Recovery Time Objective (RTO)
The recovery time objective is the time it takes to restore a service in the case of a disaster. This could include restoring the underlying systems, user data and performing tests.When developing an RTO, it may be beneficial to create to a timeframe depending on the failure type. For example, in certain improbably scenarios with high impact such as a major fire in the server room, your RTO might be several days. On the other hand, a more typical failure, such as a failed disk array or destructive virus, may have an RTO of several hours.
Obviously it makes sense to put your resources (money) towards the more likely scenario whereas planning for Armageddon doesn't (unless the business you're supporting thinks otherwise).
Additionally, you may specify an RTO for complete service recovery and a separate one for more critical components of the service (e.g. the RTO for sending and receiving email could be 2 hours, but the RTO for the spam filtering and quarantine component could be 2 days.)
What type of RTO can you meet? Take a moment to consider the following things:
- How long does it take to retrieve tapes?
- ...copy gigabytes or terabytes of data from tape or disk?
- ...source replacement equipment?
- ...reconfigure the application after data is restored?
- ...perform testing to make sure your RPO was met?
- Who needs to be contacted to perform the recovery? What about service providers?
- Where is the recovery going to take place?
- What supporting systems does this service rely on?
There are a lot of other things to be considered too and many can only be flushed out by testing your recovery procedures.
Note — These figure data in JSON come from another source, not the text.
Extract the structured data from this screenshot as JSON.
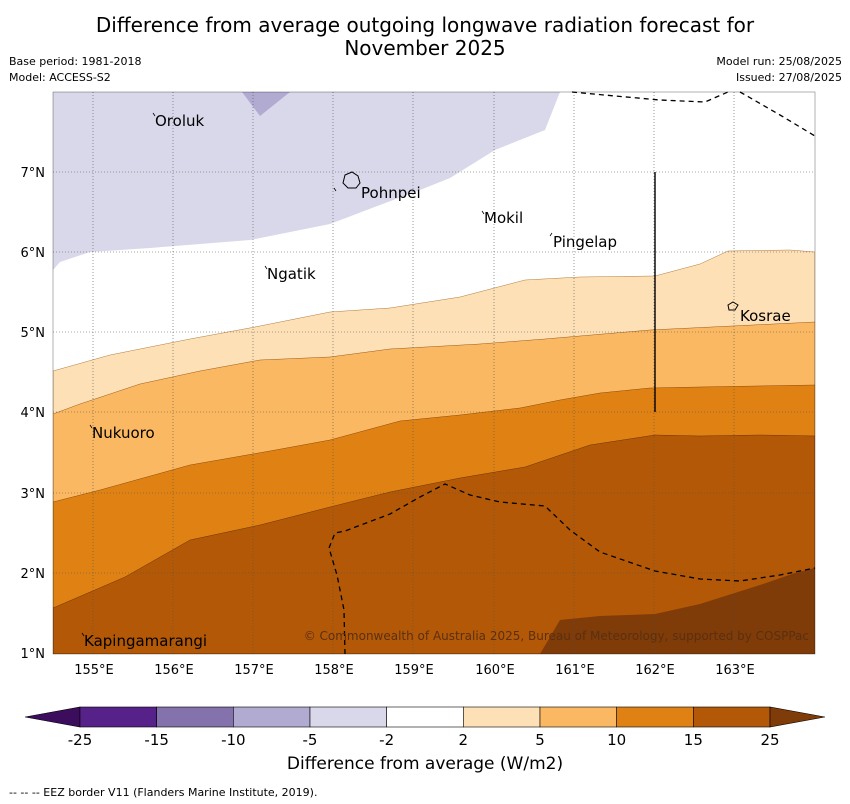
{
  "title_line1": "Difference from average outgoing longwave radiation forecast for",
  "title_line2": "November 2025",
  "meta_left": {
    "base_period": "Base period: 1981-2018",
    "model": "Model: ACCESS-S2"
  },
  "meta_right": {
    "model_run": "Model run: 25/08/2025",
    "issued": "Issued: 27/08/2025"
  },
  "x_ticks": [
    "155°E",
    "156°E",
    "157°E",
    "158°E",
    "159°E",
    "160°E",
    "161°E",
    "162°E",
    "163°E"
  ],
  "y_ticks": [
    "7°N",
    "6°N",
    "5°N",
    "4°N",
    "3°N",
    "2°N",
    "1°N"
  ],
  "places": [
    "Oroluk",
    "Pohnpei",
    "Mokil",
    "Pingelap",
    "Ngatik",
    "Kosrae",
    "Nukuoro",
    "Kapingamarangi"
  ],
  "copyright": "© Commonwealth of Australia 2025, Bureau of Meteorology, supported by COSPPac",
  "colorbar": {
    "ticks": [
      "-25",
      "-15",
      "-10",
      "-5",
      "-2",
      "2",
      "5",
      "10",
      "15",
      "25"
    ],
    "colors": [
      "#3b0d5c",
      "#56228a",
      "#8372ac",
      "#b1abd2",
      "#d8d8ea",
      "#ffffff",
      "#fde0b6",
      "#fbb862",
      "#e08213",
      "#b35807",
      "#7f3b08"
    ],
    "label": "Difference from average (W/m2)"
  },
  "footnote": "--  --  -- EEZ border V11 (Flanders Marine Institute, 2019)."
}
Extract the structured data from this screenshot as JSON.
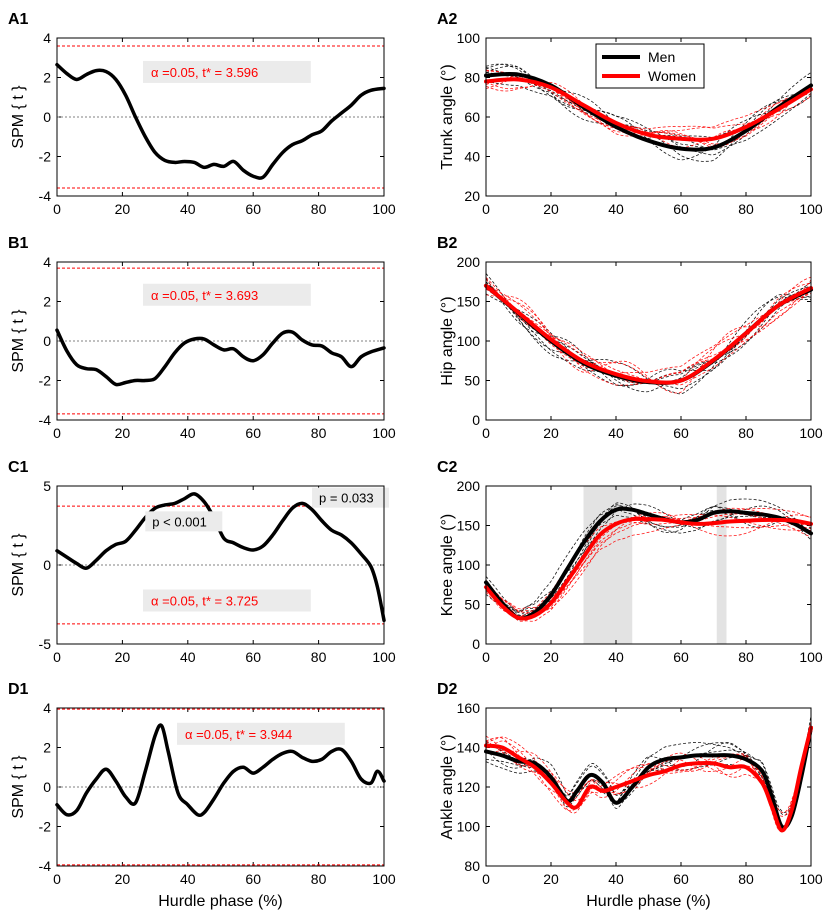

Recovery Point Objective (RPO)
The recovery point objective is the maximum amount of data loss that could occur in a disaster. This is specified an amount of time counting back from the failure that changes to data are missing. For example, if you run nightly backups and rotate them offsite every morning, your RPO could be 36 hours in a 24x7 business (i.e. catastrophic failure just before tapes were rotated).When the RPO is developed, it is going to take fairly intimate knowledge of how each service works in order to determine what type of data loss can occur in particular failure scenarios. For example, did you know that the Exchange Hub Transport roll may store queued email for several days and it is not included in your database backup? Are your developers caching changes to memory for some internal webapp for several hours and not flushing them to the database?
As with the RTO, you may want to consider multiple levels depending on the impact of the failure that occurred. Is a weekly offsite rotation OK, considering the likelihood of your onsite storage being damaged? Or do you need a SAN shipping data to an offsite replica in near-real-time?
The recovery time and recovery point objective can vary widely between organizations or even by services within an organization. Additionally, the costs of your recovery systems skyrocket as those RTO and RPO numbers come down. However, it is hard to spend a single dime without have a discussion with the business units or customers to determine what RTO and RPO should be targeted in your disaster recovery plan.